Parce que c’est la vérité sur une période qui interpelle le conteur. La clé pour casser la caricature qui nous reste d’une époque dont Jim Morrisson est certainement le symbole. C'est la Californie des beatniks, la folie des années soixante, l’oubli que la génération du refus qu’il nous invite à découvrir est à la charnière d’une histoire de guerres et de révolutions, pas seulement musicale. Il est aussi une légende, cette star-étoile filante qui meure trop tôt.

Le narrateur est un activiste de la radio des années soixante. Il a vécu le rock avant l’abomination Beatles. Il raconte sa propre histoire et on s’immerge en 1968, à côté de Jim Morrison, installé sur le canapé de sa mère qui regarde Elvis Presley à l’émission de NBC[1], avant de dénoncer la traîtrise d’un père vice-amiral et de claquer la porte, sans un au revoir.

Je ne connaissais pas l’amour de Morrison pour Gene Vincent (le Be bop a lula, pour les plus jeunes de mes lecteurs), que l’on suit dans une incroyable virée parisienne où se mêlent tant de protagonistes de l’époque. Vous en ressortez avec l’impression d’avoir participé à la fête, la migraine en moins et quelques regrets pour le reste.
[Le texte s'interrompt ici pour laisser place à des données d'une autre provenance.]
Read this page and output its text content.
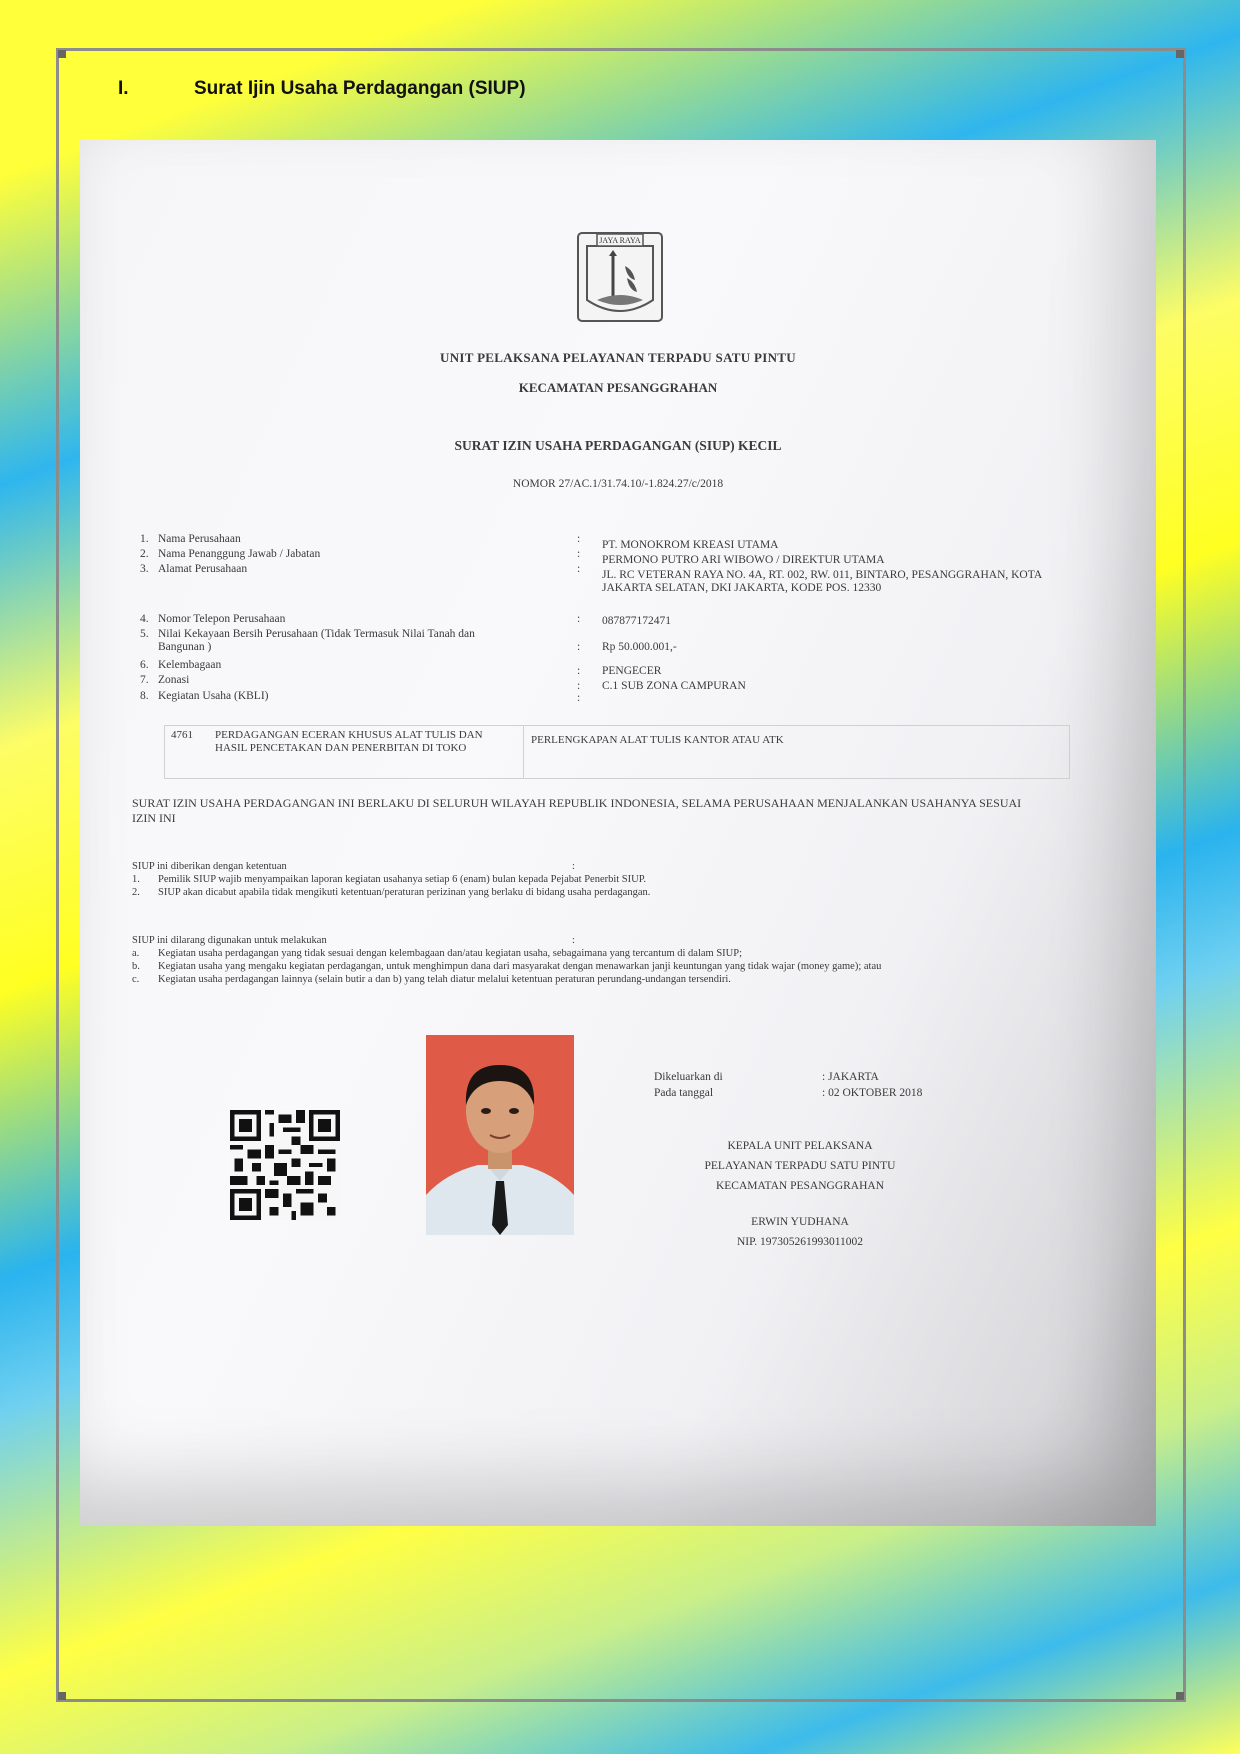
I.	Surat Ijin Usaha Perdagangan (SIUP)
JAYA RAYA
UNIT PELAKSANA PELAYANAN TERPADU SATU PINTU
KECAMATAN PESANGGRAHAN
SURAT IZIN USAHA PERDAGANGAN (SIUP) KECIL
NOMOR 27/AC.1/31.74.10/-1.824.27/c/2018
1. Nama Perusahaan	: PT. MONOKROM KREASI UTAMA
2. Nama Penanggung Jawab / Jabatan	: PERMONO PUTRO ARI WIBOWO / DIREKTUR UTAMA
3. Alamat Perusahaan	: JL. RC VETERAN RAYA NO. 4A, RT. 002, RW. 011, BINTARO, PESANGGRAHAN, KOTA JAKARTA SELATAN, DKI JAKARTA, KODE POS. 12330
4. Nomor Telepon Perusahaan	: 087877172471
5. Nilai Kekayaan Bersih Perusahaan (Tidak Termasuk Nilai Tanah dan Bangunan )	: Rp 50.000.001,-
6. Kelembagaan	: PENGECER
7. Zonasi	: C.1 SUB ZONA CAMPURAN
8. Kegiatan Usaha (KBLI)	:
4761 PERDAGANGAN ECERAN KHUSUS ALAT TULIS DAN HASIL PENCETAKAN DAN PENERBITAN DI TOKO
PERLENGKAPAN ALAT TULIS KANTOR ATAU ATK
SURAT IZIN USAHA PERDAGANGAN INI BERLAKU DI SELURUH WILAYAH REPUBLIK INDONESIA, SELAMA PERUSAHAAN MENJALANKAN USAHANYA SESUAI IZIN INI
SIUP ini diberikan dengan ketentuan	:
1. Pemilik SIUP wajib menyampaikan laporan kegiatan usahanya setiap 6 (enam) bulan kepada Pejabat Penerbit SIUP.
2. SIUP akan dicabut apabila tidak mengikuti ketentuan/peraturan perizinan yang berlaku di bidang usaha perdagangan.
SIUP ini dilarang digunakan untuk melakukan	:
a. Kegiatan usaha perdagangan yang tidak sesuai dengan kelembagaan dan/atau kegiatan usaha, sebagaimana yang tercantum di dalam SIUP;
b. Kegiatan usaha yang mengaku kegiatan perdagangan, untuk menghimpun dana dari masyarakat dengan menawarkan janji keuntungan yang tidak wajar (money game); atau
c. Kegiatan usaha perdagangan lainnya (selain butir a dan b) yang telah diatur melalui ketentuan peraturan perundang-undangan tersendiri.
Dikeluarkan di	: JAKARTA
Pada tanggal	: 02 OKTOBER 2018
KEPALA UNIT PELAKSANA
PELAYANAN TERPADU SATU PINTU
KECAMATAN PESANGGRAHAN
ERWIN YUDHANA
NIP. 197305261993011002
Surtout, écoutez bien Gene, quand, après quelques verres au bar du Cotton Café, il vous raconte la vérité sur la mort de Morrison.

Embareck n’est pas loin, il prend des notes et évite de vous regarder, laissant Simmons vous décrire la rencontre parisienne qui entraîna la disparition du chanteur. Le journaliste enquêteur que fut l’écrivain n’est jamais loin de nous. Il colle aux faits, interroge les témoins, imagine le reste et vous envoie sa vérité qui ne laisse aucun doute : « entre la vérité et le mensonge, existe une zone libre appelée roman » nous avait-il prévenu en deuxième de couverture, citant un détective célèbre.

J’ai pris du plaisir à lire ce roman.

J’ai fait une place à Jim Morrison et le diable boiteux près de mon fauteuil aux cigares, dans le salon, parce qu’il faudra le relire, ce sacré livre, piocher des anecdotes et rire encore de ses facéties.

Il est « le » roman de la rentrée 2016.

Patrick de Friberg

Michel Embareck, Jim Morrison et le diable boiteux, L'Archipel, août 2016,192 pages, 17 €

[1] Enfin, sans vouloir gâcher les quelques détails qu’il nous offre sur Elvis Presley, j’aimerai juste lui rappeler que John Barnett nous a déjà confirmé que le chanteur est vivant, il vit sur une île des Caraïbes avec JFK, goûtant d’une vieillesse au calme, la main encore agile sur son ukulélé, le genou moins souple, mais le regard enamouré de l’amant satisfait.